When deciding how to store metadata you must take into consideration not just a static situation, but how to represent the transition states

The RAID chunks at the beginning of the disk would be roughly analogous to physical volumes (PVs) in an LVM system. It would include a list of the disks involved and the block ranges on each. It would also have to be capable of representing both expand+pack and fracture transition states in a journalled fashion. A fracture would result in the creation of two PVs.

Since RAID5 is designed to protect against single-drive failure you could keep copies of the metadata on two drives. If both of those drives fail you are boned anyway. Alternatively, disk is relatively cheap, so you might as well keep copies on all of the involved disks, if only to document your boned-ness.

The end of each disk can be imagined as its own PV with logical volumes allocating chunks from within each PV.

allocation idioms

The sample command lines below are completely imaginary since I have not yet encountered an implementation of this. They are loosely modeled on LVM commands, but I have jammed a q in the middle so no one ends up in this morass if they're googling for help on LVM.

new RAID5

I (like many others) use RAID5 to make fingerprint-proof copies of my DVDs. I create a filesystem of few hundred gigabytes and after buying DVDs for a few months it is full. Although the BAARF lobby would admonish me for using RAID5 I find it an acceptable trade-off between convenience and security. I'm too cheap to mirror, but I'm also not willing to bet against a hard drive failure.

# pvqcreate -l 5 -n pvr5_6 -L 300G --vg mg00  /dev/sd[abcde]5 
# lvqcreate -n lv_homes5 --all  mg00 pvr5_6 
# mkfs.ext3 /dev/mg00/lv_homes5
# mount /dev/mg00/lv_homes5 /homes5

expand a mirror

Your art workspace is getting a little cramped. You want some more mirrored space.

# pvqcreate -l 1+0 -n pvr1_7 -L 50G --vg mg00  /dev/sd[abcde]5 
# lvqextend  --all pvr1_7  mg00/lv_homes2
# resize2fs /dev/mg00/lv_homes2

add a hard drive

Your drive farm is getting cramped. You have added a new disk to prepare for new filesystems or expansions of existing filesystems.

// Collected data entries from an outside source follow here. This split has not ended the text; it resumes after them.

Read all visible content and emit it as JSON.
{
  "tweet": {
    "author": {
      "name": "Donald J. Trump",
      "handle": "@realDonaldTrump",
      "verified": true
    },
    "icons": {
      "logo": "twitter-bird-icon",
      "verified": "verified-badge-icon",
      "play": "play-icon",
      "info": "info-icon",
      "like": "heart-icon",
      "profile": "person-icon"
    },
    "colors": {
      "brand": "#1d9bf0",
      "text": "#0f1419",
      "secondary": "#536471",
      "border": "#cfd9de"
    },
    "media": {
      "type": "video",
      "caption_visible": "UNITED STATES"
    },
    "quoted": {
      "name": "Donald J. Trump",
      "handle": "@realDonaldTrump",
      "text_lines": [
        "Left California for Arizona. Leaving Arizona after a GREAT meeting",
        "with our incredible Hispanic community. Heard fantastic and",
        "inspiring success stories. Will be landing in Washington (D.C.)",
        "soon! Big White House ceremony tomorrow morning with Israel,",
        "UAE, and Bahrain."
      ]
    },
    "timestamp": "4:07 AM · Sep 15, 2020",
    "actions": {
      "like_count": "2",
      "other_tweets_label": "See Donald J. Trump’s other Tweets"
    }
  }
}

# pvqextend mg00 --old /dev/sd[abcde]5 --new /dev/sdf5  --pvs pvr1_0 pvr1_1 pvr5_2 pvr5_3 pvr5_4 pvr5_5 pvr5_6 pvr1_7 

All of the PVs at the end of that command which have space on each of sd[abcde]5 would be expanded to include sdf5.

The syntax seems complicated because I have to consider the case that some PVs will not span all 5 drives. Those ones should not be expanded onto /dev/sdf by that command.

The following command shuffles some plain extents (the LVs whose name begins with bk_) onto the new drive:

# pvqmove --pack-plain vg00 /dev/sd[abcdef]5 -- `lvqdisplay -c | awk -F: '{print $1}' | grep /bk_`  

The --pack-plain wizard of the pvqmove command would find all plain (non-RAID which live at the ends of disks) PVs in vg00 living on the 6 drives and one by one relocate the one closest to the beginning of a disk into a free chunk near the end of any disk. It would stop as soon as the relocation would cause the relocated chunk to start earlier than the existing location of the chunk

How big is big?

Ideally you would want to be able to add hundreds of disks to your fileserver.

While there are commercial products which do this for large organizations right now it might be hard to accomplish with off-the-shelf parts. I imagine a tower case with 8 drives inside, plus four PCI-express 1x eSATA with four ports each would support eight Sans Digital TR8M chassis each with 8 drives inside would give you 72 drives. Start filling up the plain PCI slots on your motherboard and you could break 100.

In my personal situation I have TR4U that has a sum of 1500 GB of disk inside it. I can replace the entire unit today with a hard drive that costs less than the chassis without the hard drives.

The point at which it's cheaper to retire a disk drive than buy more chassis will vary based on how fast you buy disk. For me the horizon is probably 8 disks.

-

I would recommend that you not make a volume group which spans two chassis. If a power supply or cable failed on one it would be quite inconvenient to have to leave other disks off-line because they were part of a RAID5 that included the crippled chassis.